Monday, August 29, 2011

Post Peace Camp Peace

This is an email that I sent to everyone who worked at Peace Camp detailing our rather challenging and hysterical ride back to Oyam and the impact that the kids are already making in the community.

Hello Peace People,

I hope everyone is
recovering well after our exhausting and amazing week in Gulu. While I know that I'm going to be seeing the majority of you tomorrow I wanted to share some of my post Peace Camp Peace Camper experiences with you.

Our ride back to Oyam from Gulu required a fair amount of teamwork from everyone to keep ourselves in our tiny open backed truck. We were all piled on top of one another but no one complained and everyone looked out for one another. The kids sang songs and deci
ded that rather than chanting the names of their counselor groups, which were obviously all different, they should find a more unifying title. They started yelling that they were The Peacemakers with pride. It was only a matter of time before we were pulled over by the police. He was obviously looking for a bribe and as Walter, one of our Ugandan co counselors, got out of the truck to try to negotiate all of the kids started calling to the officer, ‘We are the peacemakers!!! If you don’t let us go who will help you keep the peace!!!’ It was pretty hysterical, I was proud. (Yes, we did still have to pay the bribe but at least they tried.)

I when we reached I invited anyone who wanted to meet up to come to Ngai Sub-County this afternoon (Monday). Eight campers came and lot of these kids live REALLY far from here. Some of them probably walked about 2 hours each way to be able to meet up.

We started with some small activities and played a few games but it was clear that they were looking for something of more substance. We had a discussion about the importance of trust in the peace building process and then we did trust falls. I explained that they could teach people in their school or communities about trust using the same methods. Naturally they all said that they would have absolutely no problems with teaching this new trust lesson on their own and didn’t want to practice. I decided to put them to the test.

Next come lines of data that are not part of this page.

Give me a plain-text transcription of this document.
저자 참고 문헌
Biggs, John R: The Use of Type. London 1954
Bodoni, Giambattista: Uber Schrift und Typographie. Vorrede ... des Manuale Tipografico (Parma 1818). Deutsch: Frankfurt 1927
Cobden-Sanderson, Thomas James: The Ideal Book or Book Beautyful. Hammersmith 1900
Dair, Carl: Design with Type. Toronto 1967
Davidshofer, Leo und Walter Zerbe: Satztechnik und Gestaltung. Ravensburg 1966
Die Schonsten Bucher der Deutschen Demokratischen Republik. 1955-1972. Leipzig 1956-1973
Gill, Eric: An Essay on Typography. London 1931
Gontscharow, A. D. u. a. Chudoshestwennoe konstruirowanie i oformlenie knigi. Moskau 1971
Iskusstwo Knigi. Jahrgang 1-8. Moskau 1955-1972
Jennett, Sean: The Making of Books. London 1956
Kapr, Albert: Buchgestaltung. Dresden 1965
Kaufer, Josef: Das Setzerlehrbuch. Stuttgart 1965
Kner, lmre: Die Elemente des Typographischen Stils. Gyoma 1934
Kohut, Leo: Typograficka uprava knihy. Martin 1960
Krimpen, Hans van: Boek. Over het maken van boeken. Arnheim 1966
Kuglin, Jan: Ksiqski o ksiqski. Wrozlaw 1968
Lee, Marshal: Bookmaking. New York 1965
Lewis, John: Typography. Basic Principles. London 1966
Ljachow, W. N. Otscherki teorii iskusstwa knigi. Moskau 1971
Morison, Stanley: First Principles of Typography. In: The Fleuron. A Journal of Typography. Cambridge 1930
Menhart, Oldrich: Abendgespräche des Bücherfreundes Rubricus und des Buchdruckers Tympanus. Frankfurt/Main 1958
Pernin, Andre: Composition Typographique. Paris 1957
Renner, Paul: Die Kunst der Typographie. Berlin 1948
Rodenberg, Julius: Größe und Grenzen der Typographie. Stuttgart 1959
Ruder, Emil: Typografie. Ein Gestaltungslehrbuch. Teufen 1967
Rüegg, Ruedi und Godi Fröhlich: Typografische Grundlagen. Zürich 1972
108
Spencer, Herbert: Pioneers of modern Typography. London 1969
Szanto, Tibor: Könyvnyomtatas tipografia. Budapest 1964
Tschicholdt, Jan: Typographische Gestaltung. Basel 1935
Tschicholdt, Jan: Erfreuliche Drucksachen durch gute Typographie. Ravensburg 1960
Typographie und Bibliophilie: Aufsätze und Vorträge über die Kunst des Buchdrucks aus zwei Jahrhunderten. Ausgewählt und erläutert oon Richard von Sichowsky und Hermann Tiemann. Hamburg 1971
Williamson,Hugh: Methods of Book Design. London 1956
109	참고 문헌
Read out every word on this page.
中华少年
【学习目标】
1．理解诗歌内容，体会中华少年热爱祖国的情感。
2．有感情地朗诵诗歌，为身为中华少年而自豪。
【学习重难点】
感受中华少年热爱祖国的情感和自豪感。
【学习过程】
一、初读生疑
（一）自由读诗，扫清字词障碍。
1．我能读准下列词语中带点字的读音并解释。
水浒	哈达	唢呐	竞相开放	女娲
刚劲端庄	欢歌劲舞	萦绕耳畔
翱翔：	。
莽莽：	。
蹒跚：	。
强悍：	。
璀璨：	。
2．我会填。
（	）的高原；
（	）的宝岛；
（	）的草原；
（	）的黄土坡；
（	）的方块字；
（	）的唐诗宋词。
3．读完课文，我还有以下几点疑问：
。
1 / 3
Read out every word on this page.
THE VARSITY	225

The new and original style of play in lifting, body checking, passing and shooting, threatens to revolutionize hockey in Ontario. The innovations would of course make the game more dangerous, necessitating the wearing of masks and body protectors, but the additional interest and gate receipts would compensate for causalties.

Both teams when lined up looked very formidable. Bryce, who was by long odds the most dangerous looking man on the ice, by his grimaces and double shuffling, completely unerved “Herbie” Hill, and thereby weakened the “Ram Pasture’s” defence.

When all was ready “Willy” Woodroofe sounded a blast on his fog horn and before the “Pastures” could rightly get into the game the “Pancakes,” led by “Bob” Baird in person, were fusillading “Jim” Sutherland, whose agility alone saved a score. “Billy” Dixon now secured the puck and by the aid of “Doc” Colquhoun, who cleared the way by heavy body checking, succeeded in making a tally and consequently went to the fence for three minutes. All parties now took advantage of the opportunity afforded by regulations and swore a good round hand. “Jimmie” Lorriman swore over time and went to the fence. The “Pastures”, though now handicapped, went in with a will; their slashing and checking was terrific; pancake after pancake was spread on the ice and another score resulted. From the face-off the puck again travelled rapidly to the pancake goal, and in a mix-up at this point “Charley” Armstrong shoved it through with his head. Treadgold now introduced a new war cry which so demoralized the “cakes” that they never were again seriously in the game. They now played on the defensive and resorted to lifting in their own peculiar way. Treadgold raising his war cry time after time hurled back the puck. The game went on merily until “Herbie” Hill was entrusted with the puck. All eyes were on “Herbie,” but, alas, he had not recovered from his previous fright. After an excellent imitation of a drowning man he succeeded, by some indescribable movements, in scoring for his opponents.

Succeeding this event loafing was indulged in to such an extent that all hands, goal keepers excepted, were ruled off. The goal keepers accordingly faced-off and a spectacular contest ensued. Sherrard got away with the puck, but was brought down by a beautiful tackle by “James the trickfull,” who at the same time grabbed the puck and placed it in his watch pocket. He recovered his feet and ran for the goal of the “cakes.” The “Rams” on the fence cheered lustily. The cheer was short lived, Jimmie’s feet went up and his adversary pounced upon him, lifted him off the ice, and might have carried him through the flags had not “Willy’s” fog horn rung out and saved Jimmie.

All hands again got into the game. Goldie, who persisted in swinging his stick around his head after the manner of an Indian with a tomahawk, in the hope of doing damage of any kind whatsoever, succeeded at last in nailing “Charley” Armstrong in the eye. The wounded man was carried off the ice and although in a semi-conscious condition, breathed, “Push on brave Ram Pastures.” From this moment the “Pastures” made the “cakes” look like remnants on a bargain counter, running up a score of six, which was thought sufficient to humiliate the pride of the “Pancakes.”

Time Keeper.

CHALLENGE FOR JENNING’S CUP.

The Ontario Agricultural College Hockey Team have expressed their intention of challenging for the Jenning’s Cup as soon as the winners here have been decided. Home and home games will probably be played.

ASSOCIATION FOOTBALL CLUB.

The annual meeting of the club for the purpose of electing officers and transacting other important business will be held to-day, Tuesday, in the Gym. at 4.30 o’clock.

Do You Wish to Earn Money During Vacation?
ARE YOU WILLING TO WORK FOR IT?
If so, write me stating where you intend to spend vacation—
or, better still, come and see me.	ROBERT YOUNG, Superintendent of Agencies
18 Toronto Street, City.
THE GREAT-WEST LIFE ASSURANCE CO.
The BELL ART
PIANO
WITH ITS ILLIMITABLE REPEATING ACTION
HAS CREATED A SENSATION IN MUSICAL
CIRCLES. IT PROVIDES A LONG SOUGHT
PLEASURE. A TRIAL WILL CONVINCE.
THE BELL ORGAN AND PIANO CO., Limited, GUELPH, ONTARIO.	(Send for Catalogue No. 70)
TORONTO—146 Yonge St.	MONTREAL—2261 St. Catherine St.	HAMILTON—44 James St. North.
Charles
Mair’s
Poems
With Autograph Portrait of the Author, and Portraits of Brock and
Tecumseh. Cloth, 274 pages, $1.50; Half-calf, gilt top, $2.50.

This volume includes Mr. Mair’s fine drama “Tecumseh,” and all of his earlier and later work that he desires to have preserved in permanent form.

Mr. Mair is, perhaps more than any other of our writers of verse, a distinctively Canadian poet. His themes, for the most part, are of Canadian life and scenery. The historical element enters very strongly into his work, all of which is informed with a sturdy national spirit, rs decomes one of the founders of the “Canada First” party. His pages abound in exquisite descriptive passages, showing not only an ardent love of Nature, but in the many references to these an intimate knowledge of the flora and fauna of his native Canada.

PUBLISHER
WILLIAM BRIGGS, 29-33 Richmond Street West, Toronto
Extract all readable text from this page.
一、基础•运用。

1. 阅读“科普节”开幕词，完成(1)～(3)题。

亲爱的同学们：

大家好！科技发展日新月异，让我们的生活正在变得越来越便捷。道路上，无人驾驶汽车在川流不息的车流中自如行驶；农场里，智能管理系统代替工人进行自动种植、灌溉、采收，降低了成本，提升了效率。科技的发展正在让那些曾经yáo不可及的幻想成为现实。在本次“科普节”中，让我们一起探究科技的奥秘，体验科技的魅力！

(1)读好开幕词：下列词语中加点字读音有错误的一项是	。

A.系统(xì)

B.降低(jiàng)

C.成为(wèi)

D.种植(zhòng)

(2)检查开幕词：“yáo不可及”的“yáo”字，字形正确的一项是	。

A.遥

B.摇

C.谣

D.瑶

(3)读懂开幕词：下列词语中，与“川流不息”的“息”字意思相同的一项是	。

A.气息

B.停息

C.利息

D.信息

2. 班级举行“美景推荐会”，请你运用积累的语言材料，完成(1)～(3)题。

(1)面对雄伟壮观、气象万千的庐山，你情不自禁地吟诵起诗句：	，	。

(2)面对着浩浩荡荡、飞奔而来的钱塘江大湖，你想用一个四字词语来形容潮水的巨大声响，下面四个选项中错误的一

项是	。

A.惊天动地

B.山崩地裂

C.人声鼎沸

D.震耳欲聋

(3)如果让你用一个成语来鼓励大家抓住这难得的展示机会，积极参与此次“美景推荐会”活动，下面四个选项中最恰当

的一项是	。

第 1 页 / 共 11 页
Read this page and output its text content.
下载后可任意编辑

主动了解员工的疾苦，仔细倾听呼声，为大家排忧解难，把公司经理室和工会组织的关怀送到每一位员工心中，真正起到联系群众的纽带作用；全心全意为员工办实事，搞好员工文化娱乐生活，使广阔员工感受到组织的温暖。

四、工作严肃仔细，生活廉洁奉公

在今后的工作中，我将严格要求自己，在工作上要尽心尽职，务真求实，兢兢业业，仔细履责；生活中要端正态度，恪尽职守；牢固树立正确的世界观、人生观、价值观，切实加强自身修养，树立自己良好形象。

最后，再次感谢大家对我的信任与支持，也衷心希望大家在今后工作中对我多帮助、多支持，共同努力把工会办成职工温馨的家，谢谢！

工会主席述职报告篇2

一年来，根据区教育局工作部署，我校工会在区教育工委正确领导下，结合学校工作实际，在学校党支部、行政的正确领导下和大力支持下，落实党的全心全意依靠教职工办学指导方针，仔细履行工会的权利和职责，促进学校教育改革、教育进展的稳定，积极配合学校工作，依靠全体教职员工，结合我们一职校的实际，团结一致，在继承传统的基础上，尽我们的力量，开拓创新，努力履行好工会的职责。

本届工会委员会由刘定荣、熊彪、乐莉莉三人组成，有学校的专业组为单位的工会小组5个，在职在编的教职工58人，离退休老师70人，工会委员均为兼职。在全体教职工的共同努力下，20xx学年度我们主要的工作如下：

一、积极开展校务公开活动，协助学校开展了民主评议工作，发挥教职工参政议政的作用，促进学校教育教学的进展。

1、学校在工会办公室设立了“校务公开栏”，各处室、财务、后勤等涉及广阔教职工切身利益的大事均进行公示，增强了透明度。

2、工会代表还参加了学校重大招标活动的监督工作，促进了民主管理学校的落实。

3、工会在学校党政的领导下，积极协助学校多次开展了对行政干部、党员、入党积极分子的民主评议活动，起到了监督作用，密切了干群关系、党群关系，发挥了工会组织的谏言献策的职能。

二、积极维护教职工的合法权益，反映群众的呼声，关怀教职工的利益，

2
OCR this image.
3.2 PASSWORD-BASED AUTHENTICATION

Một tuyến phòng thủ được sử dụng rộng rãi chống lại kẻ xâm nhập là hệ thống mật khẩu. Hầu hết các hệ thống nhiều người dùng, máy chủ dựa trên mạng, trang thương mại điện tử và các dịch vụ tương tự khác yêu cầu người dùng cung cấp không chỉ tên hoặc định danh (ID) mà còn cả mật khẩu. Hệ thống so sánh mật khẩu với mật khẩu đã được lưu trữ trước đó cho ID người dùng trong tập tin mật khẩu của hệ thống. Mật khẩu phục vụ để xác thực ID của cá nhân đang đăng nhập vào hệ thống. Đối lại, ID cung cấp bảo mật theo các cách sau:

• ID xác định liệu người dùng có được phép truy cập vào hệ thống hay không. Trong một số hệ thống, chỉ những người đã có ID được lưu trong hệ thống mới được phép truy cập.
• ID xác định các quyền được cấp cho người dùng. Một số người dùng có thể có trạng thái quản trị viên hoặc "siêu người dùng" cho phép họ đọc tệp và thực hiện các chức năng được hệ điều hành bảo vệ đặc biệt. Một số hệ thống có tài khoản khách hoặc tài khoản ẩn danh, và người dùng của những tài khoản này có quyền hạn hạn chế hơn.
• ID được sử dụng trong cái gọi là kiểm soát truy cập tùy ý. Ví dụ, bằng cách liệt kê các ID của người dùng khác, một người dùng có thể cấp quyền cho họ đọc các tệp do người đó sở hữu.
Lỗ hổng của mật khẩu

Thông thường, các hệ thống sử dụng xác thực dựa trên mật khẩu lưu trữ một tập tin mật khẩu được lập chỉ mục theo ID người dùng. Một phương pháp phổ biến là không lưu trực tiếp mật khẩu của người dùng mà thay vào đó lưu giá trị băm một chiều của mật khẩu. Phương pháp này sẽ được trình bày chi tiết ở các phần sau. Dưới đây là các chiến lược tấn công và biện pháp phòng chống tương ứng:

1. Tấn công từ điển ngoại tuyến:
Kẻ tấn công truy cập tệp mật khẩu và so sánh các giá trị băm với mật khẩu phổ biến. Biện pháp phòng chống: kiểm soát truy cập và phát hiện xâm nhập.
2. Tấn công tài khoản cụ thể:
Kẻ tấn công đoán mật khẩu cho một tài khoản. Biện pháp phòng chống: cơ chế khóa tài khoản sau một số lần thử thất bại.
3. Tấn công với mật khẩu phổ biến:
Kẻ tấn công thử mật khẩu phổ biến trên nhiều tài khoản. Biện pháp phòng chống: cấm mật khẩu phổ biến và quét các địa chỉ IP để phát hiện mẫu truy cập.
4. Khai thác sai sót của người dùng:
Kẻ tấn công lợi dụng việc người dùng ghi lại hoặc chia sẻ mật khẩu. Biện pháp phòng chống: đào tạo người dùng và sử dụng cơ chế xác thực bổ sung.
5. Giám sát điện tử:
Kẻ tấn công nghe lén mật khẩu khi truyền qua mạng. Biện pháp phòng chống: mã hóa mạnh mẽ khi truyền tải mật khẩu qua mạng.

I managed to round up about 15 local kid to be the first students of our students. At first our kids were a little shy but after a few minutes they worked it out and jumped right into their roles as community peer peace educators. Each one of them played a part in the lesson. Some talked about the importance of trust, some demonstrated the trust fall for the group, others helped teach the safety tactics and gave encouragement to the kids. After successfully getting every single one of their participants to do the trust fall they gathered the group into a circle and lead a reflection. They then taught the kids a few of the games that they learned at camp. When they finally announced that their lesson was over the local kids protested saying that they were having too much fun and wanted our kids to teach them something else.

I can’t express how proud I was of all of them today. I didn’t even start the meeting off with the intention of having them teach a lesson so they literally had no idea that it was coming. They stepped up to the challenge and at the end all of the local kids had a lot of fun and said that they learned something new. Their lesson was relatively seamless as they communicated with one another calmly and allowing everyone to take the lead on at least one piece of things. Three of our out of school youth, Jimmy, David, and Leo, who were all a bit more reserved during camp, stepped up and lead some of the more challenging reflective parts of the presentation. It was awesome.

I recognize that this email is a little bit fluffy and rambly but I know how much time, work, and heart you all put into helping to empower the campers this past week. I wanted to let you know that it worked.


Saturday, August 27, 2011

Peace Camp

For one week 80 youth from 4 different tribes of Northern Uganda joined us for our first ever Peace Camp. The youth were both boys and girls ranging from 15-19 and had all been heavily affected by the conflict with the Lord’s Resistance Army. Some of the kids had been abducted and forced to fight with the rebels, others spent their childhoods in IDP camps, many saw their parents, siblings, and friends murdered and some were even forced to assist with the killings, many of the girls had been raped and some had children. All grew up in harsh conditions where it was unclear whether or not they’d survive until the next day.

Peace Camp was designed to allow the youth to address some of the lingering issues and trauma resulting from their experiences during the war. The hope was that they would be able to release some of the burdens they had been carrying and start the process of bringing peace to themselves, their families, and their communities. The main topics addressed during camp were forgiveness, reconciliation, positive communication, trust, peaceful living, and looking towards the future.

I was lucky enough to have been selected to be a counselor for the camp which meant that my Ugandan co-counselor and I was responsible for bringing 10 campers through the days activities and helping them process all of the new information they were getting as well as their feelings.

They training was extremely dynamic with interactive lessons prepared by PCVs, experts brought in to address certain topics, a man who had also been abducted who now runs an extremely successful company, an opportunity to showcase their traditional tribal dances to the kids from other regions, and even a trip to a phenomenal ropes course to put lessons on teamwork, communication, and self-esteem into action.

It’s difficult for me to write about Peace Camp because it was such an amazing experience both for me and my campers. It feels too big to put into words. What I can tell you is that I saw kids who’s lives had been dark smile, laugh, and play. I saw kids mourn the loss of parents who one day just disappeared. I saw friendships made between children of different tribes that had historically blamed one another for the violence. I saw kids whose bright futures had been stolen from them see that the world can still hold opportunities for them if they are willing to take control of their lives again. I feel so lucky to have been a part of this experience.